I know how to show $\mathbb{E}(X) = \int _0 ^{\infty} \mathbb{P} (X>t) dt$, when $X$ is a nonnegative random variable. I'm struggling to prove the following:
$\mathbb{E}(X | \mathcal{F}) = \int _0 ^{\infty} \mathbb{P} (X>t | \mathcal{F}) dt$
I appreciate any hint. Thanks.
Observe that the right-hand side is $\mathcal F$-measurable, so it suffices to show that it satisfies the universal property of the left-hand side.
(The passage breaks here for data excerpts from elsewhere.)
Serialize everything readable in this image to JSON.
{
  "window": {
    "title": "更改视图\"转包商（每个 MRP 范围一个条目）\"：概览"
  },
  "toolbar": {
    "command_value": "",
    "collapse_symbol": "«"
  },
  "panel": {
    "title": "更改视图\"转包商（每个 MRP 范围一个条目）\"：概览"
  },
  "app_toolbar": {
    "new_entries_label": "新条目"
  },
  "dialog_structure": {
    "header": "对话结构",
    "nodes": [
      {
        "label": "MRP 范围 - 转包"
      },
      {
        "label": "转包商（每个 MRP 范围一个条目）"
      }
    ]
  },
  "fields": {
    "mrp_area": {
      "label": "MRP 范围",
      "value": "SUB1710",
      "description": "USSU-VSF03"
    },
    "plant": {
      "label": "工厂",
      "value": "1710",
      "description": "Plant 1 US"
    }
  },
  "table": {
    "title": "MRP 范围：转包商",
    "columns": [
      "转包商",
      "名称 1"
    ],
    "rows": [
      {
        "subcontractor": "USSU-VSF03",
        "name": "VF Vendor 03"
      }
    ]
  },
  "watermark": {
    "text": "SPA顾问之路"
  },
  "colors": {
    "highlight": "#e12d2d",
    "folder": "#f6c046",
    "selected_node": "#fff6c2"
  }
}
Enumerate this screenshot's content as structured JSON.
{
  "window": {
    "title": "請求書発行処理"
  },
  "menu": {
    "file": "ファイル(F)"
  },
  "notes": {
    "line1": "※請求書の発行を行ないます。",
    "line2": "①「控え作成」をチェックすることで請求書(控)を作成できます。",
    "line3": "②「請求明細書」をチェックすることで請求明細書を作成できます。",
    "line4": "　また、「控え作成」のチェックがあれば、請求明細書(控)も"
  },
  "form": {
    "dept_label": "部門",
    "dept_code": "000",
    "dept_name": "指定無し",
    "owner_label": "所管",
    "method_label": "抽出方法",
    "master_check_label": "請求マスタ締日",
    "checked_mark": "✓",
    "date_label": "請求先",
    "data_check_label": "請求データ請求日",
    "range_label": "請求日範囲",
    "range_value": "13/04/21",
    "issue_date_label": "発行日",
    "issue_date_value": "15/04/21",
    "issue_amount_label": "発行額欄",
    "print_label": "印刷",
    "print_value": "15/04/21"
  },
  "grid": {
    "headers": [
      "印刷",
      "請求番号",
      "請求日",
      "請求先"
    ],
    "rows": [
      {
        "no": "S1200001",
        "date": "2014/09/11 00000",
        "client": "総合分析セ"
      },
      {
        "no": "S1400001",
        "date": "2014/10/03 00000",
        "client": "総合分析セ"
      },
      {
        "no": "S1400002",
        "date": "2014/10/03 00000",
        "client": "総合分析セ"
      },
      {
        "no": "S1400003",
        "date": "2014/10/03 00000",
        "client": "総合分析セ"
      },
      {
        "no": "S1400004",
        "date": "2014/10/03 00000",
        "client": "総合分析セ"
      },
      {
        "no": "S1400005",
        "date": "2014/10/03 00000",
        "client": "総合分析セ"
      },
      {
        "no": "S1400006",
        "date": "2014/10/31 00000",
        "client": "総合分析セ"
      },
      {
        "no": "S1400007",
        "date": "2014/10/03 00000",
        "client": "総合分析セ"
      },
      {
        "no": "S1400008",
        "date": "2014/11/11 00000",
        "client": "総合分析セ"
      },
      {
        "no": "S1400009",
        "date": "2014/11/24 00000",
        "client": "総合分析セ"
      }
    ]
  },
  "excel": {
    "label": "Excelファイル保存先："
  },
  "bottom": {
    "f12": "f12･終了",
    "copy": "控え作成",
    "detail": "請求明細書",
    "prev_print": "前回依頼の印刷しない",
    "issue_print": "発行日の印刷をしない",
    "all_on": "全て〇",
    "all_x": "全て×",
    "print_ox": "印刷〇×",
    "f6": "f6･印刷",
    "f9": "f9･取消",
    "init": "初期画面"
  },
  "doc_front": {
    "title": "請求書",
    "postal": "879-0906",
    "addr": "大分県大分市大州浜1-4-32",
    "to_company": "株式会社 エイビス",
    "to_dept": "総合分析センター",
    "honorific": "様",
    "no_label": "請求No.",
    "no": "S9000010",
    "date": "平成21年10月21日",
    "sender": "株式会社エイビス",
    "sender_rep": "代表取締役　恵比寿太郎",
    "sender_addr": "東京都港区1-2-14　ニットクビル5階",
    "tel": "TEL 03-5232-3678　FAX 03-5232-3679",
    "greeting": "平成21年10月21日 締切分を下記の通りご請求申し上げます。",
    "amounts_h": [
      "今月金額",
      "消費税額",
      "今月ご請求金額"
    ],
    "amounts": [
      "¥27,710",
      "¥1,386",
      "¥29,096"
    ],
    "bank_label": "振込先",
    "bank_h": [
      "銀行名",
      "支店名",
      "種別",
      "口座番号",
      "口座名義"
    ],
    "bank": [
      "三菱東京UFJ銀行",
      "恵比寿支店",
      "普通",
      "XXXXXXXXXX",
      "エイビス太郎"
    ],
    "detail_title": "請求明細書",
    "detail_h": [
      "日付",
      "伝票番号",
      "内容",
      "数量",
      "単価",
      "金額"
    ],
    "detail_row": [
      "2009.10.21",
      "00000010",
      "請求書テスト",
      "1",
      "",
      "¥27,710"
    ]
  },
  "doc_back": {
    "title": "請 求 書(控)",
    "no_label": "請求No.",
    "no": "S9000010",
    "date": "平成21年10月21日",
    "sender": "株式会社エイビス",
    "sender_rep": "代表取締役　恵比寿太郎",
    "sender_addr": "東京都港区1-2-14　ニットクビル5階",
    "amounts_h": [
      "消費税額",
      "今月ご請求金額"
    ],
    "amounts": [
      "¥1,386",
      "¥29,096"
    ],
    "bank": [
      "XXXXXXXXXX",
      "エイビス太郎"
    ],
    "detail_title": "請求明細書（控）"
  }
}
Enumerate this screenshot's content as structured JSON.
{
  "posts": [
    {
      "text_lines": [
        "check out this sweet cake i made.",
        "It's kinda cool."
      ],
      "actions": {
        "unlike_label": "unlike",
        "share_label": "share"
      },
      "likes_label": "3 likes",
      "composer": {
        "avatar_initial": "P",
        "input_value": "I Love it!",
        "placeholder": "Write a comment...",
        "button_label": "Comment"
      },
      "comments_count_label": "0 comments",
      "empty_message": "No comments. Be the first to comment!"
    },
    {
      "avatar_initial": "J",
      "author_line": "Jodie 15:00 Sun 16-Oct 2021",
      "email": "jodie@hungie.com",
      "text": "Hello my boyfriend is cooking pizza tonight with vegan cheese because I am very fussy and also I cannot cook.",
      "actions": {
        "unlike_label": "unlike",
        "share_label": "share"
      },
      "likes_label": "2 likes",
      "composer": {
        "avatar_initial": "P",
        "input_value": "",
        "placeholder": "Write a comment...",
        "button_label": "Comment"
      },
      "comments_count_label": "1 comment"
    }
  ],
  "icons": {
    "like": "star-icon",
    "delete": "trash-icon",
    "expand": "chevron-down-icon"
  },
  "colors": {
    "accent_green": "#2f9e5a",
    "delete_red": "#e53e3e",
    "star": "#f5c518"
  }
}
To that end, let $A\in \mathcal F$. Then by the Fubini-Tonelli theorem, \begin{align*} \int_A \int_0^\infty\mathbb P(X>t\mid\mathcal F)\,dt\,d\mathbb P &= \int_0^\infty\int_A\mathbb P(X>t\mid\mathcal F)\,d\mathbb P\,dt\\ &= \int_0^\infty\mathbb P(X>t,A)\,dt \\ &= \int_0^\infty\mathbb P(\mathbf 1_AX>t) \,dt =\int_AX\,d\mathbb P. \end{align*} I leave it to you to justify the first equality by verifying the hypotheses of the Fubini-Tonelli theorem are met. The second equality holds by the definition of conditional probability, and the last by the equality $\mathbb E(X) = \int_0^\infty\mathbb P(X>t)\,dt$ you already know.